Data coding and thematic analysis will be conducted alongside the collection of qualitative data from interviews to allow for ongoing analysis and refinement of attitude grouping until data saturation is reached. Interview transcripts will be coded by the study investigators and techniques in inductive theory, specifically the iterative process of open coding and grouping of similar codes will be used to extract the issues emerging. Qualitative data will be organised using NVivo software.

DCE analysis

Choice data from the DCE will be analysed using standard econometric techniques [54]. The DCE will be analysed using a mixed logit regression model, where the dependent variable is whether the respondent chooses Drink A or Drink B, and independent variables are the attribute levels in each alternative. Mixed logit is now the standard analytic approach for DCEs and helps to account for a number of sources of unobserved heterogeneity to produce unbiased regression coefficients [54]. The sample size of 500 parent-child dyads will be sufficient for the analysis of choice data by main sub-groups, such as socio-economic group and geographic location

Longitudinal study analysis

The longitudinal data will be analysed using regression-based statistical and econometric methods.
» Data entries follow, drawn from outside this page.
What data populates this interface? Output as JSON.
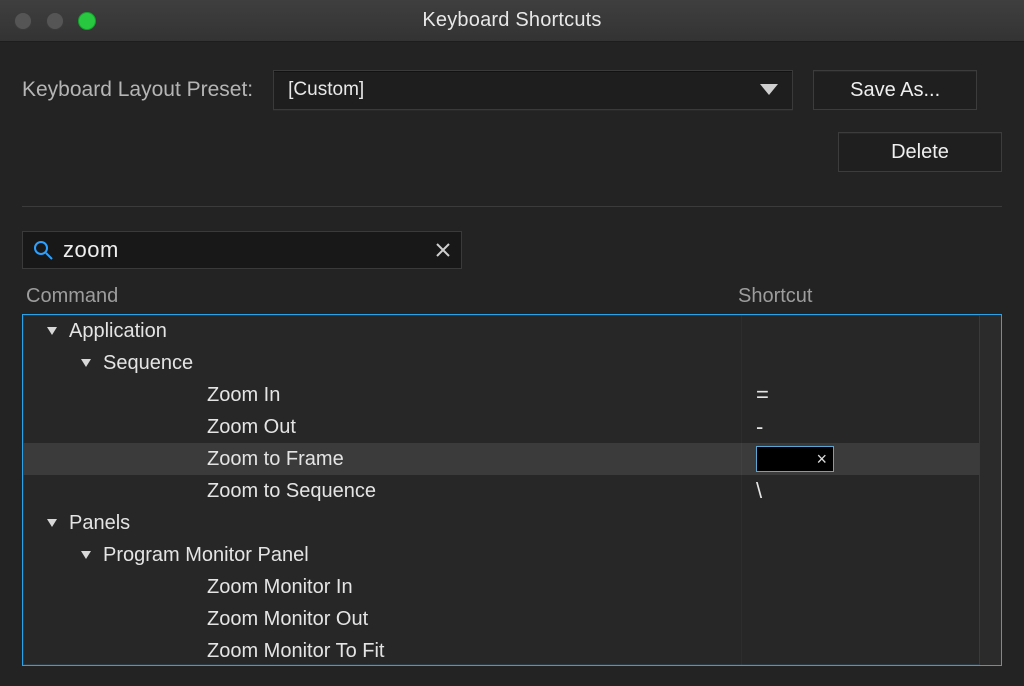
{
  "window": {
    "title": "Keyboard Shortcuts"
  },
  "preset": {
    "label": "Keyboard Layout Preset:",
    "value": "[Custom]"
  },
  "buttons": {
    "save_as": "Save As...",
    "delete": "Delete"
  },
  "search": {
    "value": "zoom"
  },
  "table": {
    "cols": {
      "command": "Command",
      "shortcut": "Shortcut"
    },
    "rows": [
      {
        "kind": "group",
        "level": 0,
        "label": "Application",
        "shortcut": ""
      },
      {
        "kind": "group",
        "level": 1,
        "label": "Sequence",
        "shortcut": ""
      },
      {
        "kind": "item",
        "level": 2,
        "label": "Zoom In",
        "shortcut": "="
      },
      {
        "kind": "item",
        "level": 2,
        "label": "Zoom Out",
        "shortcut": "-"
      },
      {
        "kind": "item",
        "level": 2,
        "label": "Zoom to Frame",
        "shortcut": "",
        "selected": true,
        "editing": true
      },
      {
        "kind": "item",
        "level": 2,
        "label": "Zoom to Sequence",
        "shortcut": "\\"
      },
      {
        "kind": "group",
        "level": 0,
        "label": "Panels",
        "shortcut": ""
      },
      {
        "kind": "group",
        "level": 1,
        "label": "Program Monitor Panel",
        "shortcut": ""
      },
      {
        "kind": "item",
        "level": 2,
        "label": "Zoom Monitor In",
        "shortcut": ""
      },
      {
        "kind": "item",
        "level": 2,
        "label": "Zoom Monitor Out",
        "shortcut": ""
      },
      {
        "kind": "item",
        "level": 2,
        "label": "Zoom Monitor To Fit",
        "shortcut": ""
      }
    ]
  }
}
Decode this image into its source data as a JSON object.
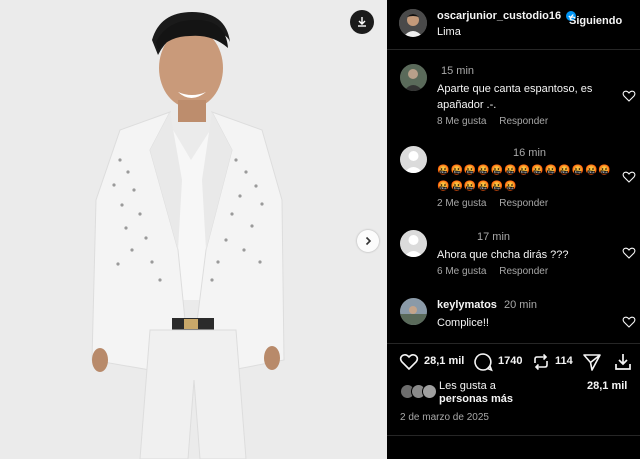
{
  "colors": {
    "background": "#000000",
    "text": "#f5f5f5",
    "muted": "#a8a8a8",
    "verified": "#0095f6",
    "divider": "#262626"
  },
  "media": {
    "download_icon": "download-icon",
    "next_icon": "chevron-right-icon"
  },
  "header": {
    "username": "oscarjunior_custodio16",
    "location": "Lima",
    "follow_state": "Siguiendo",
    "verified_icon": "verified-badge-icon"
  },
  "comments": [
    {
      "author": "",
      "time": "15 min",
      "text": "Aparte que canta espantoso, es apañador .-.",
      "likes": "8 Me gusta",
      "reply": "Responder"
    },
    {
      "author": "",
      "time": "16 min",
      "text": "🤬🤬🤬🤬🤬🤬🤬🤬🤬🤬🤬🤬🤬🤬🤬🤬🤬🤬🤬",
      "likes": "2 Me gusta",
      "reply": "Responder"
    },
    {
      "author": "",
      "time": "17 min",
      "text": "Ahora que chcha dirás ???",
      "likes": "6 Me gusta",
      "reply": "Responder"
    },
    {
      "author": "keylymatos",
      "time": "20 min",
      "text": "Complice!!",
      "likes": "",
      "reply": ""
    }
  ],
  "actions": {
    "like_count": "28,1 mil",
    "comment_count": "1740",
    "repost_count": "114",
    "icons": [
      "heart-icon",
      "comment-icon",
      "repost-icon",
      "share-icon",
      "save-icon"
    ]
  },
  "likes": {
    "liked_by": "Les gusta a",
    "more": "personas más",
    "count": "28,1 mil"
  },
  "date": "2 de marzo de 2025"
}
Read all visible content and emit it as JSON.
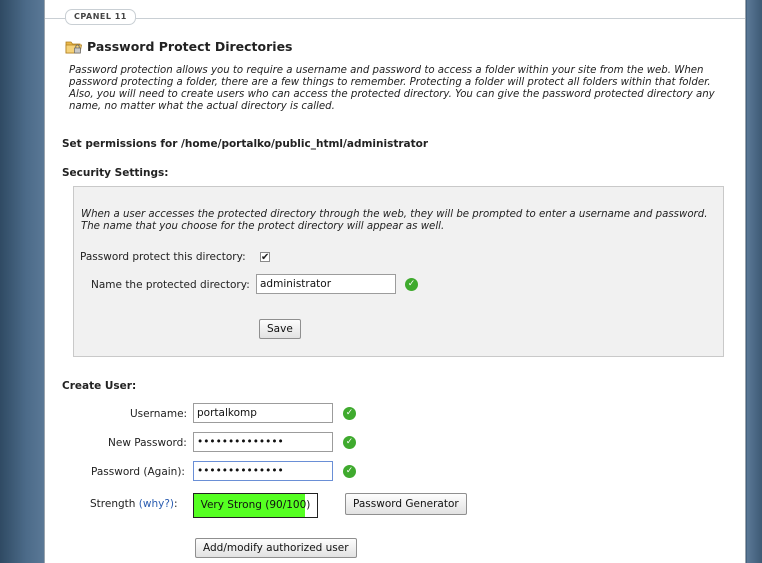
{
  "app": {
    "brand": "CPANEL 11"
  },
  "page": {
    "title": "Password Protect Directories",
    "intro": "Password protection allows you to require a username and password to access a folder within your site from the web. When password protecting a folder, there are a few things to remember. Protecting a folder will protect all folders within that folder. Also, you will need to create users who can access the protected directory. You can give the password protected directory any name, no matter what the actual directory is called.",
    "permissions_heading": "Set permissions for /home/portalko/public_html/administrator"
  },
  "security": {
    "title": "Security Settings:",
    "note": "When a user accesses the protected directory through the web, they will be prompted to enter a username and password. The name that you choose for the protect directory will appear as well.",
    "protect_label": "Password protect this directory:",
    "protect_checked": true,
    "name_label": "Name the protected directory:",
    "name_value": "administrator",
    "save_label": "Save"
  },
  "create_user": {
    "title": "Create User:",
    "username_label": "Username:",
    "username_value": "portalkomp",
    "new_password_label": "New Password:",
    "new_password_value": "portalkomp2014",
    "password_again_label": "Password (Again):",
    "password_again_value": "portalkomp2014",
    "strength_label": "Strength",
    "why_label": "(why?)",
    "strength_suffix": ":",
    "strength_text": "Very Strong (90/100)",
    "strength_score": 90,
    "strength_max": 100,
    "generator_label": "Password Generator",
    "submit_label": "Add/modify authorized user"
  },
  "colors": {
    "strength_fill": "#55ff22",
    "valid_icon": "#3faa2e",
    "link": "#2a5cb0",
    "background": "#44627f"
  },
  "icons": [
    "folder-lock-icon",
    "check-circle-icon",
    "checkbox-check-icon"
  ]
}
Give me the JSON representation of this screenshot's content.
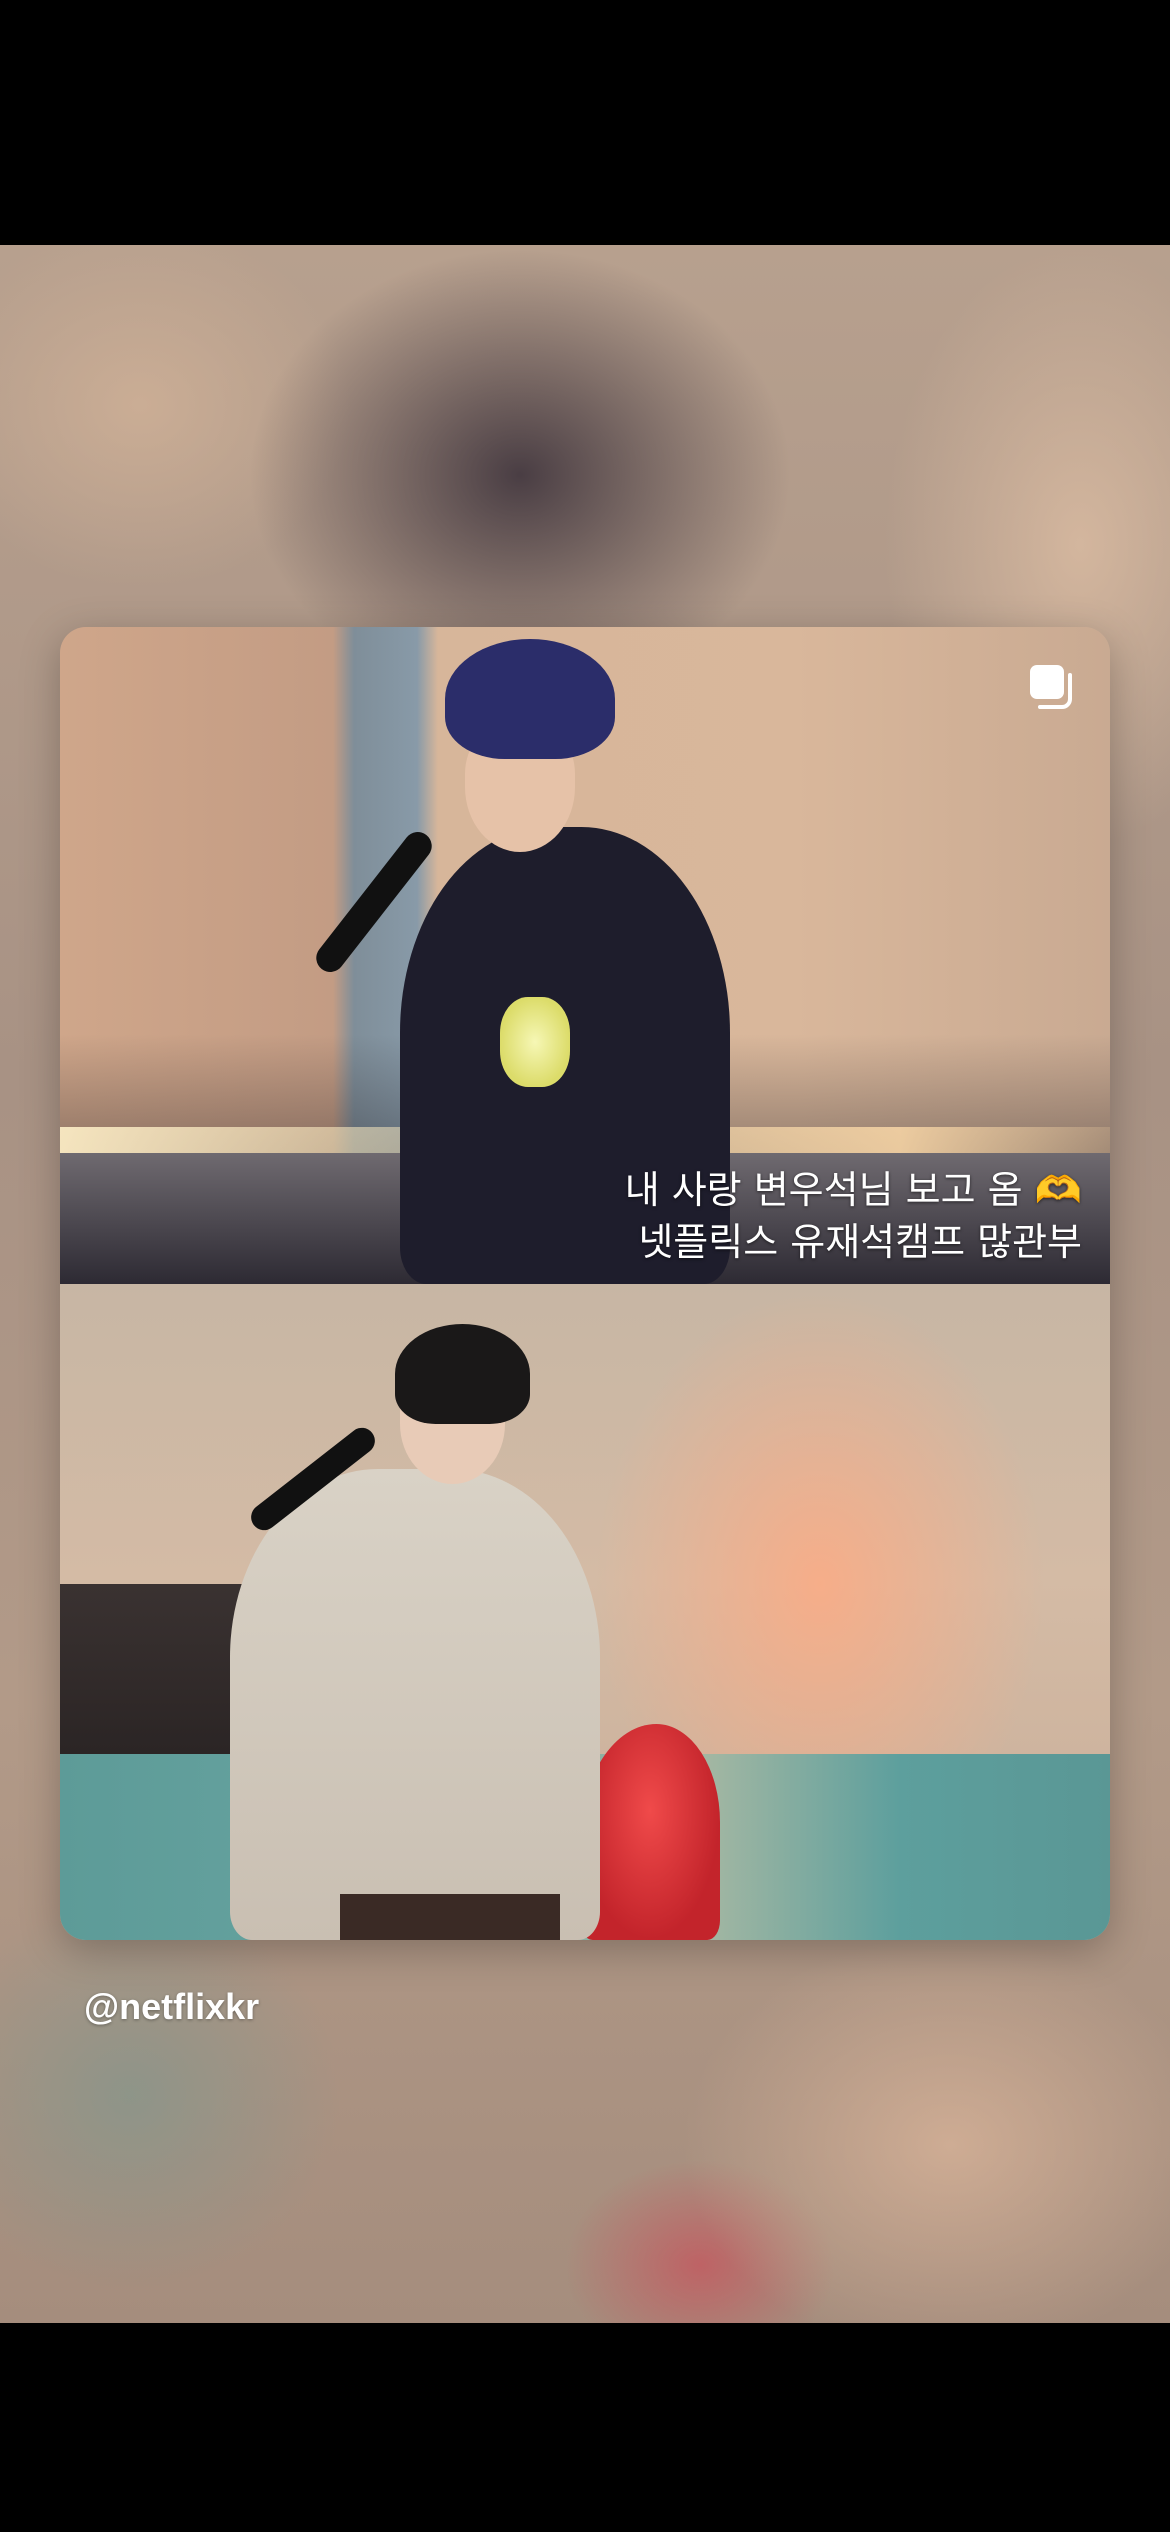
{
  "story": {
    "caption_lines": [
      "내 사랑 변우석님 보고 옴 🫶",
      "넷플릭스 유재석캠프 많관부"
    ],
    "mention": "@netflixkr",
    "multi_photo_icon": "multi-photo-icon",
    "accent_colors": {
      "text": "#ffffff",
      "background": "#000000"
    }
  }
}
A sequence of regression equations will be estimated that account for the relationships between three variables: primary outcome measures (dmft and standardised body mass index), fluoride exposure, and tap water consumption. To begin with, each of these will be modelled in separate regression models. Mediating and moderating variables will be explored and will likely include family demographics and composition, water environment, diet, and consumption of alternative drinks. Additional models will test the relationship between tap water consumption and fluoride exposure on the primary outcomes. A mixture of categorical and continuous variables will be used. Variables will be first differenced to examine the change in the dependent variable between time period 1 and time period 2, as a function of the change in the levels of independent variables between time periods 1 and 2. This has the advantage that all factors that do not change over time, including those which cannot be observed, are equal to zero for each respondent and therefore are controlled for in the analysis [55]. This will include factors about geographic location, genetic influences on health, and socio-economic factors. This provides more unbiased estimates of the effect of fluoride exposure, drink choices, and water environment on the primary outcomes compared to using cross-sectional (contemporaneous) data. In addition, regression models will be estimated using values of each dependent variable at time period 2, regressed on past levels of the independent variables (time period 1). This removes the effect of reverse causality and further reduces bias. Survival analysis techniques will also be utilised.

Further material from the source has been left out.